On a  Tuesday, it's 13C (55.4F), sunny, with a medium breeze. 'Moooooommmmm! We have to go swimming.' on repeat. From 0623, when they took turns pressing their faces into mine and trying to force my eyes open. 
We get to the swimming hole. We walk by some cattle. 'Mom! There are cows. They are staring at me.'
'Mom! Why does it smell like cow poop?'
'Because the cows are in the field for spring calving and to graze.'
'How come you're not scared?'
'Because I am not here to screw around with the cattle. They know I'm just here to walk. If anything, they are curious.'
I swear, these kids are too citified. If the biggest issue are the cows and nettles - no poisonous snakes, no prison ivy, no brown recluse spiders, no wild boar, no fire ants...nothing other than cattle and spring sunshine - how are they going to cope when the the real sh*t hits the proverbial fan? I try not to swear. I fail. 


Later that night, I sit in my window staring out at the sky. Both children are asleep, mercifully. And I'm thinking about curiosity, about how
I've always been curious about things and people we don't talk about collectively. It is the Pandora Legacy in me, I suppose, the need to open up the boxes and air out the secrets. One of the people I am curious about is my father's biological father.
I've seen a few pictures and heard unpleasant things. I know he wasn't the best version of himself but I want to know more about him and his family. I know addiction and poor judgement plagued his life and that it led him down a dark road. 

I've put in a request for the police reports in his death, but if anyone has any additional information that they would share, I would appreciate it. It will ultimately help flesh out the research I have been doing on genetics, depression, addiction, and intergenerational trauma, which doesn't sound like a fun read but I promise you...the stories our families tell and the legacies we share, these are the stories that matter.

Later, I talk with my dad and I realised I've decided: since we can't get my dad to go anywhere (and not because of the virus), when he dies, I am going to have his remains turned into an articulated skeleton and I am going to take him to all of the places he has missed out on. Cue hats he'd never have worn alive but should have.  Should I ever remarry and he isn't around, I can dance with his skeleton.  Hell, I may just throw a party where I can don a ballgown and dance with him anyway. 

Week 7, a mystery package arrived today: wine.
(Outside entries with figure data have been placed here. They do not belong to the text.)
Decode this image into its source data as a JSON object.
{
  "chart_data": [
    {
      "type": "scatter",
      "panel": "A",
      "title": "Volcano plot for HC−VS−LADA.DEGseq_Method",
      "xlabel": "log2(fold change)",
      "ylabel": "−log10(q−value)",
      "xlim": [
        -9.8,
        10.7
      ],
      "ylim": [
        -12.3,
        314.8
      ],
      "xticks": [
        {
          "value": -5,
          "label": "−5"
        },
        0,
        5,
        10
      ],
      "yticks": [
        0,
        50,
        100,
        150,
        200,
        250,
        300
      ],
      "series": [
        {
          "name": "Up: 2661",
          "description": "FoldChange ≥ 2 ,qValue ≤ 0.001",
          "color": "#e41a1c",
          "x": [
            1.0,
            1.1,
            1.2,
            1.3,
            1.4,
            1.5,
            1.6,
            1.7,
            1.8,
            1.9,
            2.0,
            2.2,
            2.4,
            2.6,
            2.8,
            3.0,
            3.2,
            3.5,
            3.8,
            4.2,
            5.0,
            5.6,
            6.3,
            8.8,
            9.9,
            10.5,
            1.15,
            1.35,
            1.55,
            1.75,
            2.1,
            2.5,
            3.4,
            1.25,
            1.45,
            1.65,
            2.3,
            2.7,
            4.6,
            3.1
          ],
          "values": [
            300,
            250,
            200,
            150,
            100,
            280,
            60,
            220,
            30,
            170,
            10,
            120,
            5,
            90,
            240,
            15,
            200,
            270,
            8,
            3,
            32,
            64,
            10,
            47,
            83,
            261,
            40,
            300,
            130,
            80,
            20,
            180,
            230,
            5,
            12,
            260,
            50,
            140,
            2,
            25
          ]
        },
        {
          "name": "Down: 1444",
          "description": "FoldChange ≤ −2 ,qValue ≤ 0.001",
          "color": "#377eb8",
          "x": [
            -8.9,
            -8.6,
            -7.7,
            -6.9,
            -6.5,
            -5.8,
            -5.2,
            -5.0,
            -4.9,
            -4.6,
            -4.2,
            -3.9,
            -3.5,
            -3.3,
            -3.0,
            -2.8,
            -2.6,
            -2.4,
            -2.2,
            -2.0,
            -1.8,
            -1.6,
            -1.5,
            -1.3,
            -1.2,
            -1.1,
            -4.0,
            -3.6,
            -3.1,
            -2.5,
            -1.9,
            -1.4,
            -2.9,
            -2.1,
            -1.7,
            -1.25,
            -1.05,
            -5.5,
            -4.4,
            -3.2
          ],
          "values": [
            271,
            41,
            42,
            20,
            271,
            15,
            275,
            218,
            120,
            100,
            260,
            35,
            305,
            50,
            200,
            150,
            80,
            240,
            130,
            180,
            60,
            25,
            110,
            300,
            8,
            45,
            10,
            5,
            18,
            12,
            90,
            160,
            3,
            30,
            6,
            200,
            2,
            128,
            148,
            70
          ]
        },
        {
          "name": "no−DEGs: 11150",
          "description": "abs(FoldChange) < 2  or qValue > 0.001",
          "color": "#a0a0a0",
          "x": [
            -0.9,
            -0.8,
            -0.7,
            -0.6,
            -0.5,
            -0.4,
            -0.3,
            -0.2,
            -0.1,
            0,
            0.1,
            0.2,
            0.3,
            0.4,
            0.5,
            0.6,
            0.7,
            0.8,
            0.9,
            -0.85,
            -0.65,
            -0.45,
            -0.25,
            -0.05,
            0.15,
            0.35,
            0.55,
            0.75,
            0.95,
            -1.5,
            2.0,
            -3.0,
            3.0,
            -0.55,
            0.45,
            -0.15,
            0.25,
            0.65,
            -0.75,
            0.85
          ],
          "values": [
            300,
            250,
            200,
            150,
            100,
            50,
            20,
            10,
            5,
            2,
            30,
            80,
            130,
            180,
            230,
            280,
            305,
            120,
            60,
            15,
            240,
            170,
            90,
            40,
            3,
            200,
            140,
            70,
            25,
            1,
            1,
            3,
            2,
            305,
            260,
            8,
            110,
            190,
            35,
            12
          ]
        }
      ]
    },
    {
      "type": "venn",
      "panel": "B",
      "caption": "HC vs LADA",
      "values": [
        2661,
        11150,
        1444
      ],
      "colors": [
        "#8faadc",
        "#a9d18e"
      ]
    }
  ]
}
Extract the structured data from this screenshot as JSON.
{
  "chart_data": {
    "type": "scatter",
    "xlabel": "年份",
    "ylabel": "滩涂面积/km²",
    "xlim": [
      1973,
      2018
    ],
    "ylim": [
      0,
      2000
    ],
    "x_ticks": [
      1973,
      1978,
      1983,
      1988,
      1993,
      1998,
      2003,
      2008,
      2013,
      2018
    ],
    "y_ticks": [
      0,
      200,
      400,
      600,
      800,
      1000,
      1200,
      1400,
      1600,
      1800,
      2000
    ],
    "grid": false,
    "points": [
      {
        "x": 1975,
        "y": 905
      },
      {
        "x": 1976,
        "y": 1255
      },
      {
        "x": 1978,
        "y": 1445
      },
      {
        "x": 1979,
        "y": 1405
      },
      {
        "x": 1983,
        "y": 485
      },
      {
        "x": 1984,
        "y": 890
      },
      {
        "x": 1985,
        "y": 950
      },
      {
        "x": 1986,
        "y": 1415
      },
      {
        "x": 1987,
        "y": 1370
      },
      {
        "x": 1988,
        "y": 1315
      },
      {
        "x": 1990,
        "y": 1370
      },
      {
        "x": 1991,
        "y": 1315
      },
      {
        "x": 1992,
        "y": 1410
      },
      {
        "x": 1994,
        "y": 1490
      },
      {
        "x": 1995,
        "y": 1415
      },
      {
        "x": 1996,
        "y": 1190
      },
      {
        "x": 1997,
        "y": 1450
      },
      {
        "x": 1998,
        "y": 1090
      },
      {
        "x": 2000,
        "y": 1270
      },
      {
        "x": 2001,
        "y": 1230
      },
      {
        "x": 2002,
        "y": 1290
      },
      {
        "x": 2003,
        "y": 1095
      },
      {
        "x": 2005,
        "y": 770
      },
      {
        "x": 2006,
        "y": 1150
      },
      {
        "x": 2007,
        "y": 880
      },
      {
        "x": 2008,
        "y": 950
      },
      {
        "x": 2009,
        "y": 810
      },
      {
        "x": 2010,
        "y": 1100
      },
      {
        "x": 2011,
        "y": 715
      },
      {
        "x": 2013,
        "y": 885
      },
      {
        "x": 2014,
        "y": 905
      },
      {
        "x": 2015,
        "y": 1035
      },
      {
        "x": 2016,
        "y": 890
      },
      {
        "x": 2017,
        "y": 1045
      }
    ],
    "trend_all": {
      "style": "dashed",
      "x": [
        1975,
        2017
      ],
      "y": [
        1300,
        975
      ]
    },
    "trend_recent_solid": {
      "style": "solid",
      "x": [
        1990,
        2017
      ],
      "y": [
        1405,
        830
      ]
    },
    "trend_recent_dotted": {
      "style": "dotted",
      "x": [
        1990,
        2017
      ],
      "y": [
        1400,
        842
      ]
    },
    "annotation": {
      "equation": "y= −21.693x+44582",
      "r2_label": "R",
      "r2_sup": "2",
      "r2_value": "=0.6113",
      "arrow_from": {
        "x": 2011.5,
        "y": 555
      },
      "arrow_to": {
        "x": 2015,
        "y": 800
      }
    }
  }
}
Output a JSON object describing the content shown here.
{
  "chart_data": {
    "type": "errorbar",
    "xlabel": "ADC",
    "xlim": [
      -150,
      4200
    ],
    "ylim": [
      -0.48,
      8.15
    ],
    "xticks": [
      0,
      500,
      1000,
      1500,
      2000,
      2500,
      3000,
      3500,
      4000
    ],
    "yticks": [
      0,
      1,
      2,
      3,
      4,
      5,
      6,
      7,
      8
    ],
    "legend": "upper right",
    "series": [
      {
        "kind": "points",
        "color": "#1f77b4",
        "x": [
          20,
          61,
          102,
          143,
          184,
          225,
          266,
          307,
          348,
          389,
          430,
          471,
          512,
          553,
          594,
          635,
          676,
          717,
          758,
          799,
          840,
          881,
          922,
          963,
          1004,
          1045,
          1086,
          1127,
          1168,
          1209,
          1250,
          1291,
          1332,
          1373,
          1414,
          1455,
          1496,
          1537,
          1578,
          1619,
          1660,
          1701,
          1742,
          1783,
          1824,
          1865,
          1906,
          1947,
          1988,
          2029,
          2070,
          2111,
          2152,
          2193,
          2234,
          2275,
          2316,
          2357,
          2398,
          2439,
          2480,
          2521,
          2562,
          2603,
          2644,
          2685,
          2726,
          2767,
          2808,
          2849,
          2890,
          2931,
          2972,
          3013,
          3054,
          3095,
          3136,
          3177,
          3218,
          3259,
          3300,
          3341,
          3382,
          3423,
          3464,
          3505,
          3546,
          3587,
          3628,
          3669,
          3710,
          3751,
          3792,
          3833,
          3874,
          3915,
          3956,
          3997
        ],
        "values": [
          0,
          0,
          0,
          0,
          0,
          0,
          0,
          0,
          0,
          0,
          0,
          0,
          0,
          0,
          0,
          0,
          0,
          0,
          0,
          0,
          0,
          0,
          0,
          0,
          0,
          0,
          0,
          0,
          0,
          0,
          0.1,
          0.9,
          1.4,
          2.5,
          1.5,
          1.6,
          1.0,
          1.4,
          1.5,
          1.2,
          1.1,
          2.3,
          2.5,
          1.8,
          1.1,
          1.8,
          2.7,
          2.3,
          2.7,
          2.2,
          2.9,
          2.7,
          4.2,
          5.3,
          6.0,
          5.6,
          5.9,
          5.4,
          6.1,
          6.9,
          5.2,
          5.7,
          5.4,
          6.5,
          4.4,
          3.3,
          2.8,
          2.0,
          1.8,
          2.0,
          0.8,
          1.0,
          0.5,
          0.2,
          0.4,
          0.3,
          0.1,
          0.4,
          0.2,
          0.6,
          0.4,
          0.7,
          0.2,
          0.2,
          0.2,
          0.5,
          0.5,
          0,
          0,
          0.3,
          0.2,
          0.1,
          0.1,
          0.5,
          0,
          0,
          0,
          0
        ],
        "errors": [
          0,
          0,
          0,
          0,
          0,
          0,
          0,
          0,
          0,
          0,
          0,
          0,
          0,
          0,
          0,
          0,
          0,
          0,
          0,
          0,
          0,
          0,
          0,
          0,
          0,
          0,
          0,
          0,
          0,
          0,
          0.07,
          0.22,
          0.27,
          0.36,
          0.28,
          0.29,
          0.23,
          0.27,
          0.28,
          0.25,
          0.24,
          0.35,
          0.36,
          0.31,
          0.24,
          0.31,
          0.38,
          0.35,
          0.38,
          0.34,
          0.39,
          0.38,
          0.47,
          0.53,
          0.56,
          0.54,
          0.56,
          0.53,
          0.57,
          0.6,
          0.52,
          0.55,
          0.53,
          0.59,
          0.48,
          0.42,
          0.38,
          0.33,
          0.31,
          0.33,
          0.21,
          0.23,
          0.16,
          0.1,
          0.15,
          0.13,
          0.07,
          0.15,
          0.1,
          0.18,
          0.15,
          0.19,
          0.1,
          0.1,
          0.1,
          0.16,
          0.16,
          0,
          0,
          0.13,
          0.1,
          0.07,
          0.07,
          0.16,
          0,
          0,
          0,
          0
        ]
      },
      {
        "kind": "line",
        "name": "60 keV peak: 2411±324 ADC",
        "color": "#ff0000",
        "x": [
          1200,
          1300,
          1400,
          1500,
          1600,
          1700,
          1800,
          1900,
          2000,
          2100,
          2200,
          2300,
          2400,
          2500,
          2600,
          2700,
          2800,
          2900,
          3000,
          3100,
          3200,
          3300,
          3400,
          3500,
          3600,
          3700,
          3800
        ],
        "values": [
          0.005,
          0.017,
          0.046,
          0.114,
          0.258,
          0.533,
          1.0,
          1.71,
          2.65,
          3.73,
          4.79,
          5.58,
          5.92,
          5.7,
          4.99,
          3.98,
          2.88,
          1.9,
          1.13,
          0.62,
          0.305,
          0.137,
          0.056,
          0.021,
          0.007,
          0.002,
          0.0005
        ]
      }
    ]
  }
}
It is a sweet gesture but also a reminder of how not seriously people take my 18 months of near sobriety.  Also, my screens have arrived, infinitely more complicated to assemble than I was promised.  I open one box, take stock of the instructions and material and put them away. I may need to ask for help.

Later in the day, I try to rally the troops for learning, nothing heavy, just you know...penmanship, a little Alphabet soup.  The four-year-old tells me I am violating his human rights.